Scott Frank is a long-time screenwriter and more recent director best known for his screenplays for Logan and Minority Report (among other box office successes) as well as being the creator of the Neflix series Godless and The Queen’s Gambit. His first novel, Shaker, was published in 2016, and I became aware of it that year when a film critic (whose name I forget) for the Seattle publication The Stranger tweeted about it.
I recently read the 355 page thriller over the span of a few days, and had a mixed reaction to it.
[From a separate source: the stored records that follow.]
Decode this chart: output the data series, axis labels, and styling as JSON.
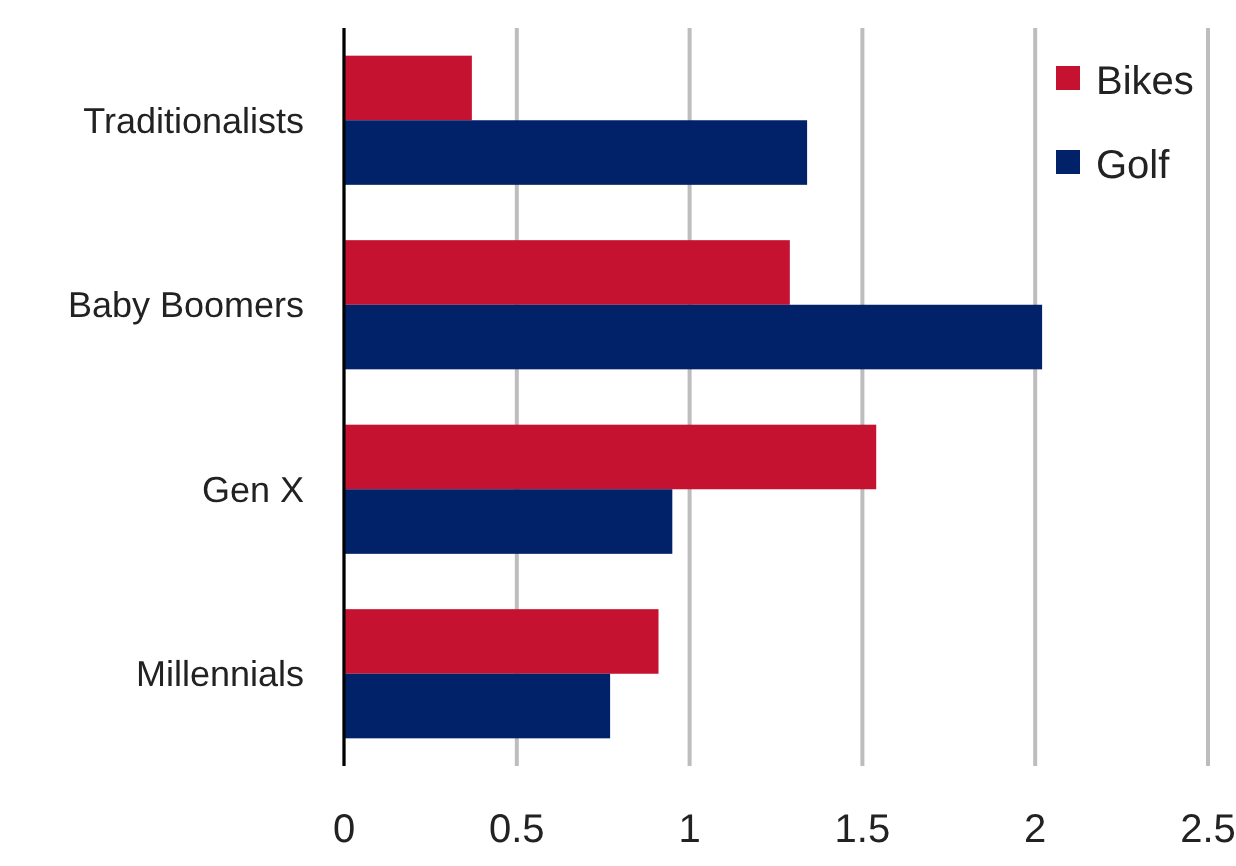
{
  "chart_data": {
    "type": "bar",
    "orientation": "horizontal",
    "categories": [
      "Traditionalists",
      "Baby Boomers",
      "Gen X",
      "Millennials"
    ],
    "series": [
      {
        "name": "Bikes",
        "color": "#c41230",
        "values": [
          0.37,
          1.29,
          1.54,
          0.91
        ]
      },
      {
        "name": "Golf",
        "color": "#012169",
        "values": [
          1.34,
          2.02,
          0.95,
          0.77
        ]
      }
    ],
    "xlim": [
      0,
      2.5
    ],
    "xticks": [
      0,
      0.5,
      1,
      1.5,
      2,
      2.5
    ],
    "grid": "x",
    "legend": "top right"
  }
}
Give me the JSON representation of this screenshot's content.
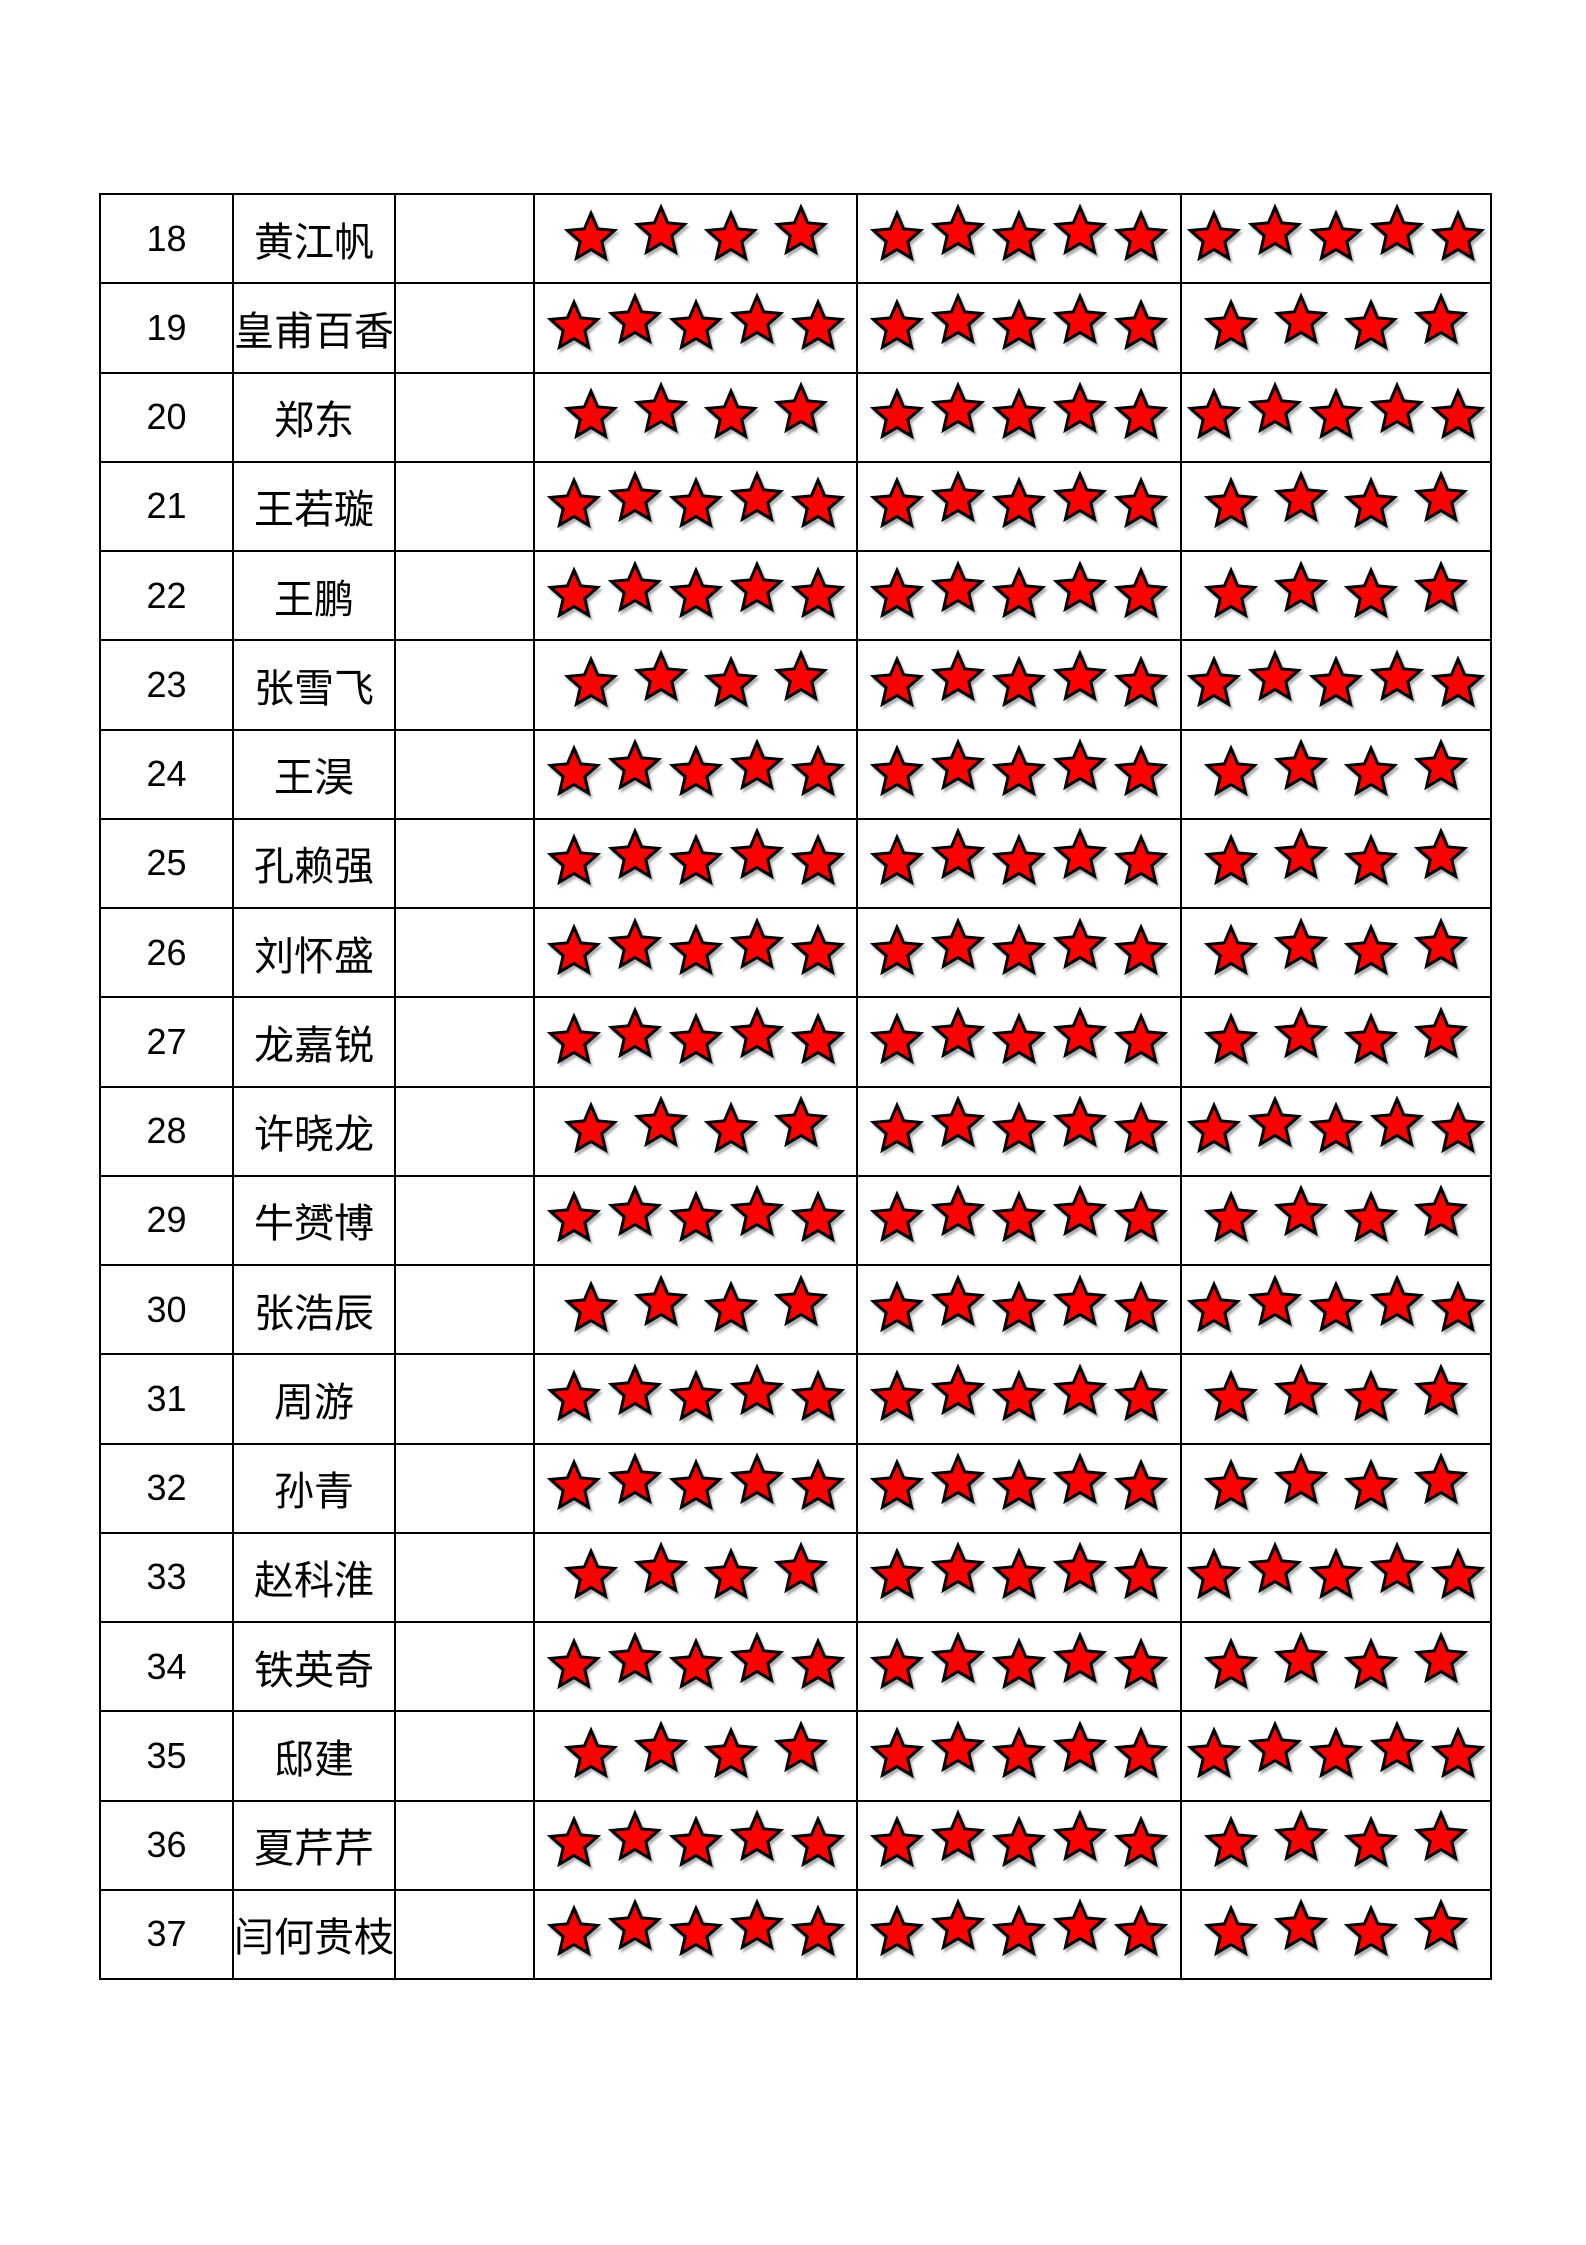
{
  "document": {
    "type": "rating-table-page",
    "colors": {
      "page_background": "#FFFFFF",
      "table_border": "#000000",
      "text_color": "#000000",
      "star_fill": "#FF0000",
      "star_outline": "#000000"
    },
    "icons": {
      "star": "five-pointed-star-icon"
    },
    "table": {
      "columns": [
        "row-number",
        "name",
        "blank",
        "rating-1",
        "rating-2",
        "rating-3"
      ],
      "rows": [
        {
          "index": "18",
          "name": "黄江帆",
          "ratings": [
            4,
            5,
            5
          ]
        },
        {
          "index": "19",
          "name": "皇甫百香",
          "ratings": [
            5,
            5,
            4
          ]
        },
        {
          "index": "20",
          "name": "郑东",
          "ratings": [
            4,
            5,
            5
          ]
        },
        {
          "index": "21",
          "name": "王若璇",
          "ratings": [
            5,
            5,
            4
          ]
        },
        {
          "index": "22",
          "name": "王鹏",
          "ratings": [
            5,
            5,
            4
          ]
        },
        {
          "index": "23",
          "name": "张雪飞",
          "ratings": [
            4,
            5,
            5
          ]
        },
        {
          "index": "24",
          "name": "王淏",
          "ratings": [
            5,
            5,
            4
          ]
        },
        {
          "index": "25",
          "name": "孔赖强",
          "ratings": [
            5,
            5,
            4
          ]
        },
        {
          "index": "26",
          "name": "刘怀盛",
          "ratings": [
            5,
            5,
            4
          ]
        },
        {
          "index": "27",
          "name": "龙嘉锐",
          "ratings": [
            5,
            5,
            4
          ]
        },
        {
          "index": "28",
          "name": "许晓龙",
          "ratings": [
            4,
            5,
            5
          ]
        },
        {
          "index": "29",
          "name": "牛赟博",
          "ratings": [
            5,
            5,
            4
          ]
        },
        {
          "index": "30",
          "name": "张浩辰",
          "ratings": [
            4,
            5,
            5
          ]
        },
        {
          "index": "31",
          "name": "周游",
          "ratings": [
            5,
            5,
            4
          ]
        },
        {
          "index": "32",
          "name": "孙青",
          "ratings": [
            5,
            5,
            4
          ]
        },
        {
          "index": "33",
          "name": "赵科淮",
          "ratings": [
            4,
            5,
            5
          ]
        },
        {
          "index": "34",
          "name": "铁英奇",
          "ratings": [
            5,
            5,
            4
          ]
        },
        {
          "index": "35",
          "name": "邸建",
          "ratings": [
            4,
            5,
            5
          ]
        },
        {
          "index": "36",
          "name": "夏芹芹",
          "ratings": [
            5,
            5,
            4
          ]
        },
        {
          "index": "37",
          "name": "闫何贵枝",
          "ratings": [
            5,
            5,
            4
          ]
        }
      ]
    }
  }
}
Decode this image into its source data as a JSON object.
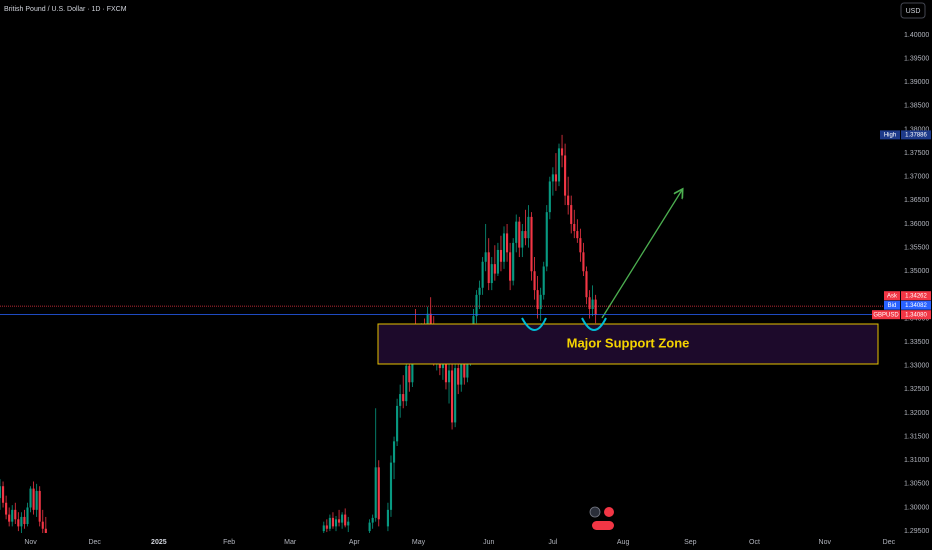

Frank created a propulsive and adult high-concept premise: a New York hitman named Roy Cooper comes to L.A. a few weeks after a damaging city-wide earthquake to kill a mob accountant only to unwittingly and somewhat mistakenly become a viral hero after being caught on video trying to save an elderly jogger from being mugged at gunpoint by four gang members. In a very twisty plot, the jogger turns out to be a mayoral candidate and Cooper’s unwanted hero status destroys his anonymity and a dangerous person from his past come looking for him.
Shaker works best as a darkly comic, cynical thriller. Cooper is a killer for hire, but in a rush to judgment echo chamber culture he is regarded as a brave hero. The city’s craven mayor is both relieved that his opponent has been killed, but is also fearful that he’s going to be rightly accused of holding this relief. Some of
Frank’s best dialogue comes from his awareness of this kind of hypocrisy in people, particularly with regard to one of the L.A. mayor’s staffers being an academic who displays far more empathy for the jogger’s marginalized killers than the murdered innocent victim.
Cooper is given a whole traumatic backstory, and the book flits between the high-concept present premise and the hitman’s tragic origin story. The book is unrelentingly grim in detailing Cooper’s dark childhood and adolescent. Anyone with half a brain is going to know a hitman has had a hard life. I don’t think Frank needed to basically write two novels in one to get this point across. This made me think of Tom Cruise’s character in Collateral, another high-concept hitman in L.A. premise, and how Cruise and his director Michael Mann summed up their character’s reason for being a hitman in a sentence or two. Shaker would have benefitted from his hard brevity. Frank’s earthquake premise also ends up having very little to do with the plot. While the novel does end on a few notes of compassion and solidarity, I was grateful to finish this nasty thriller. There’s been some talk that Frank is writing a sequel. I’m not sure I’ll check it out.